Karl Wüthrich lernte das Metier von der Pike auf. In den Semesterferien im Sommer 1977, zwei Jahre vor seinem Jus-Abschluss an der Universität Zürich, heuerte Wüthrich bei der Atag Treuhandgesellschaft an, um bei der Liquidation der damaligen Bankag mitzuhelfen. Die Arbeit gefiel ihm, sodass Wüthrich nach dem Erwerb des Anwaltspatentes beim verstorbenen Zürcher Rechtsanwalt Rolf Egli zur Atag zurückkehrte, wo er innert zehn Jahren vom Vizedirektor zum Partner aufstieg.

Wüthrich kennt viele der grossen Konkursfälle der letzten Jahrzehnte aus eigener Erfahrung. Das Zürcher Hotel Nova Park, der Basler Generalplaner Suter + Suter, das Bauunternehmen Geilinger oder – als grösste Empfehlung für die SAir-Liquidation – der Papierkonzern Biber wurden mit Hilfe des Sanierungs- und Konkursspezialisten beerdigt. 1993 gründete Wüthrich mit Filippo Beck und Jürg Plattner den Zürcher Ableger der Basler Anwaltskanzlei Wenger Plattner, zwei Jahre später wurde er Partner. Zu seinen Schlüsselmitarbeitern gehören bei der Swissair-Liquidation auch Yves Meili, Peter Sahli und Brigitte Umbach.

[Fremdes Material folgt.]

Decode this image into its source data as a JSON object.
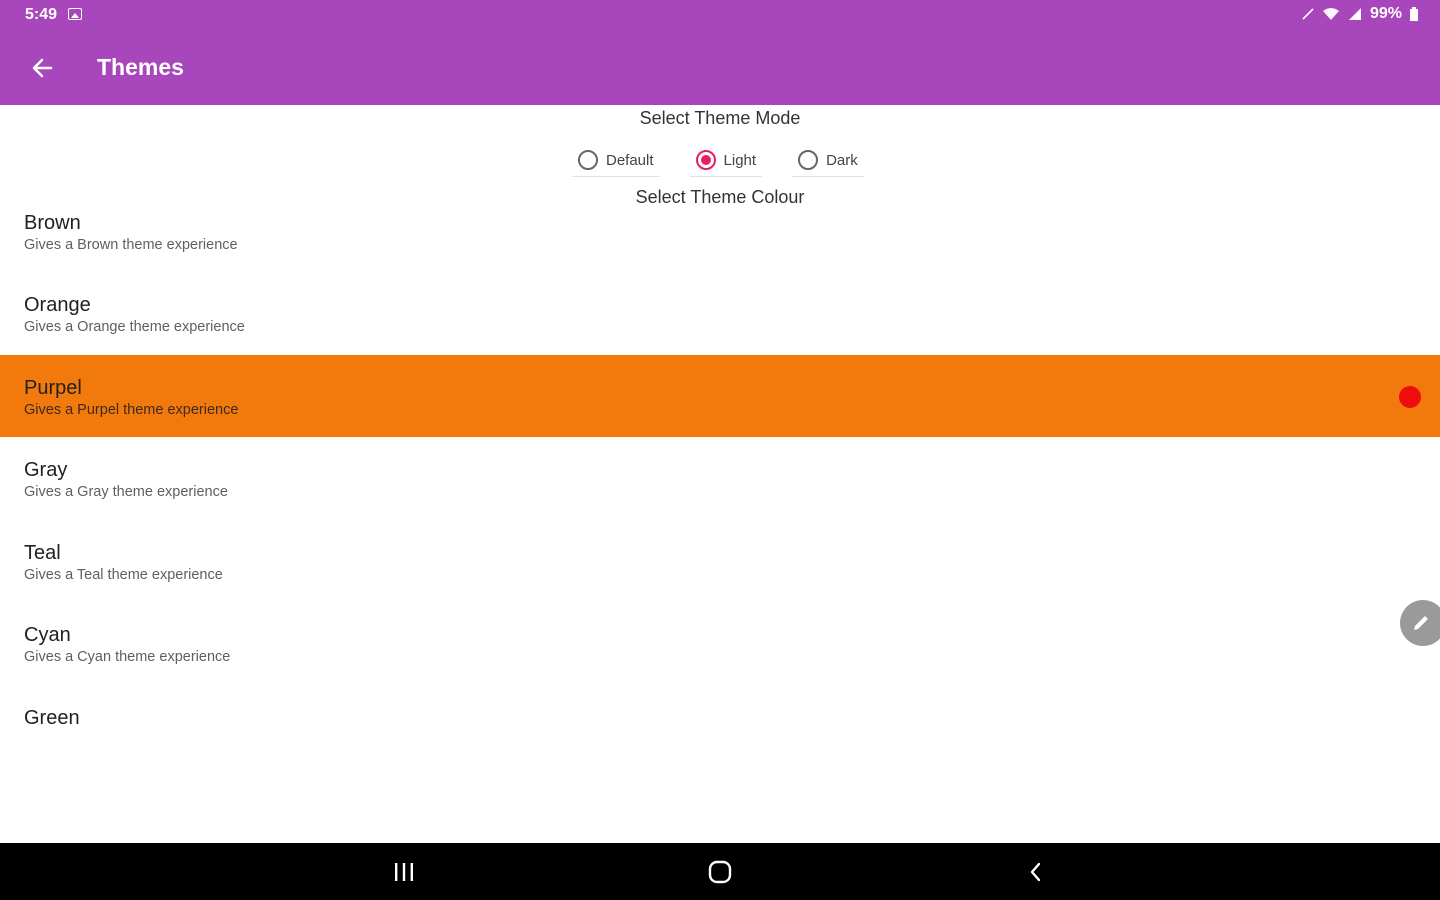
{
  "status_bar": {
    "time": "5:49",
    "battery": "99%",
    "icons": [
      "image-icon",
      "pen-icon",
      "wifi-icon",
      "signal-icon",
      "battery-icon"
    ]
  },
  "toolbar": {
    "title": "Themes",
    "back_icon": "arrow-left-icon",
    "color": "#a846bb"
  },
  "theme_mode": {
    "heading": "Select Theme Mode",
    "options": [
      {
        "label": "Default",
        "checked": false
      },
      {
        "label": "Light",
        "checked": true
      },
      {
        "label": "Dark",
        "checked": false
      }
    ],
    "accent": "#e91e63"
  },
  "theme_colour": {
    "heading": "Select Theme Colour",
    "selected_color": "#f27a0d",
    "items": [
      {
        "title": "Brown",
        "subtitle": "Gives a Brown theme experience"
      },
      {
        "title": "Orange",
        "subtitle": "Gives a Orange theme experience"
      },
      {
        "title": "Purpel",
        "subtitle": "Gives a Purpel theme experience",
        "selected": true
      },
      {
        "title": "Gray",
        "subtitle": "Gives a Gray theme experience"
      },
      {
        "title": "Teal",
        "subtitle": "Gives a Teal theme experience"
      },
      {
        "title": "Cyan",
        "subtitle": "Gives a Cyan  theme experience"
      },
      {
        "title": "Green",
        "subtitle": ""
      }
    ]
  },
  "fab": {
    "icon": "pencil-icon"
  },
  "nav_bar": {
    "buttons": [
      "recent-apps-icon",
      "home-icon",
      "back-icon"
    ]
  }
}
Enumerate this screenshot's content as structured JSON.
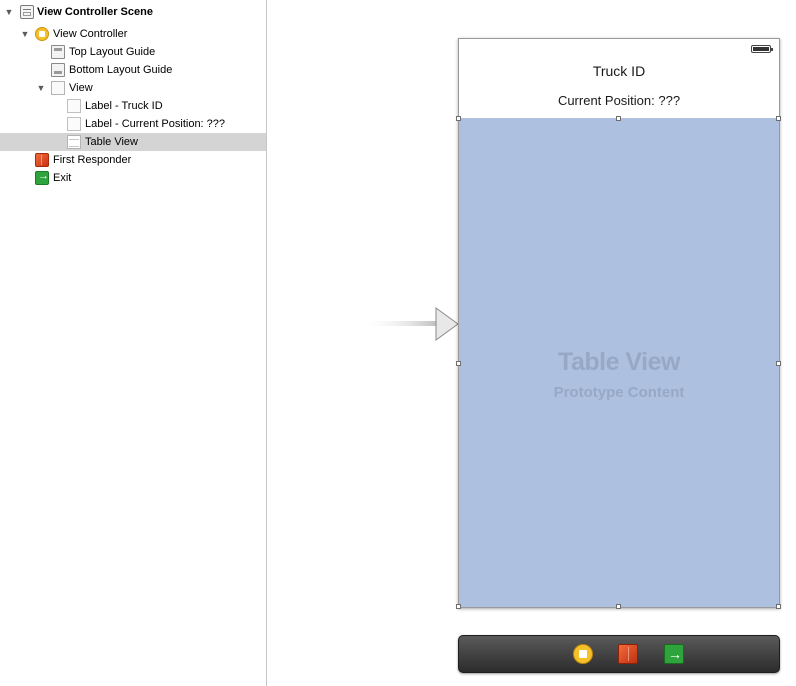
{
  "outline": {
    "items": [
      {
        "label": "View Controller Scene",
        "icon": "scene-icon",
        "bold": true
      },
      {
        "label": "View Controller",
        "icon": "view-controller-icon"
      },
      {
        "label": "Top Layout Guide",
        "icon": "layout-guide-icon"
      },
      {
        "label": "Bottom Layout Guide",
        "icon": "layout-guide-icon"
      },
      {
        "label": "View",
        "icon": "view-icon"
      },
      {
        "label": "Label - Truck ID",
        "icon": "label-icon"
      },
      {
        "label": "Label - Current Position: ???",
        "icon": "label-icon"
      },
      {
        "label": "Table View",
        "icon": "table-view-icon",
        "selected": true
      },
      {
        "label": "First Responder",
        "icon": "first-responder-icon"
      },
      {
        "label": "Exit",
        "icon": "exit-icon"
      }
    ]
  },
  "scene": {
    "truck_label": "Truck ID",
    "position_label": "Current Position: ???",
    "table_title": "Table View",
    "table_subtitle": "Prototype Content"
  },
  "dock": {
    "icons": [
      "view-controller-icon",
      "first-responder-icon",
      "exit-icon"
    ]
  },
  "colors": {
    "table_view_fill": "#aec0e0",
    "selected_row": "#d4d4d4",
    "view_controller_icon": "#f5c02a",
    "first_responder_icon": "#e24f24",
    "exit_icon": "#2fa43c"
  }
}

Das einstige Hobby Politik

Als 29-Jähriger wurde Wüthrich in den Gemeinderat von Meilen ZH gewählt. Der damalige FDP-Jungpolitiker übte das Teilzeit-Exekutivamt acht Jahre lang aus. Damals setzte Christoph Blocher, ebenfalls wohnhaft in Meilen und Vorgänger von Wüthrich im Gemeinderat, zum Marsch durch die Instanzen an. Wüthrich fühlte sich in der richtigen Partei. Der Zürcher Freisinn hatte sich neben weniger Staat und mehr Freiheit auch die Selbstverantwortung auf die Fahne geschrieben. Wirtschaftsschwergewichte der FDP wie Ulrich Bremi, späterer Präsident der Rückversicherung, und Peter Spälti von der «Winterthur» gaben in Bern den Ton an. Mit 37 entschied sich Wüthrich gegen eine politische Karriere, heute ist er kein Parteimitglied mehr. «Mit der Zeit verwässerte die FDP ihr Profil, und Ende der neunziger Jahre gab ich mein Parteibuch zurück. Die SVP ist aber keine Alternative für mich.»

Die Stützen

Verheiratet mit Irène, Sohn und Tochter, wohnhaft in Meilen in einer Wohnung, Haustier Katze, ein BMW X3 – das klingt nach gutbürgerlichem Leben. Wüthrich ist Oberstleutnant und war zuletzt Regimentsadjutant bei der motorisierten Infanterie. Die Wüthrichs besuchen die Oper, der Anwalt spielt Golf. Ein Leben, das darauf ausgerichtet ist, ein dichtes Beziehungsnetz zu knüpfen. Falsch, meint Wüthrich, sonst wäre er im Golf & Country Club Zumikon und nicht im Golfclub Oberealp Stühlingen in Waldshut.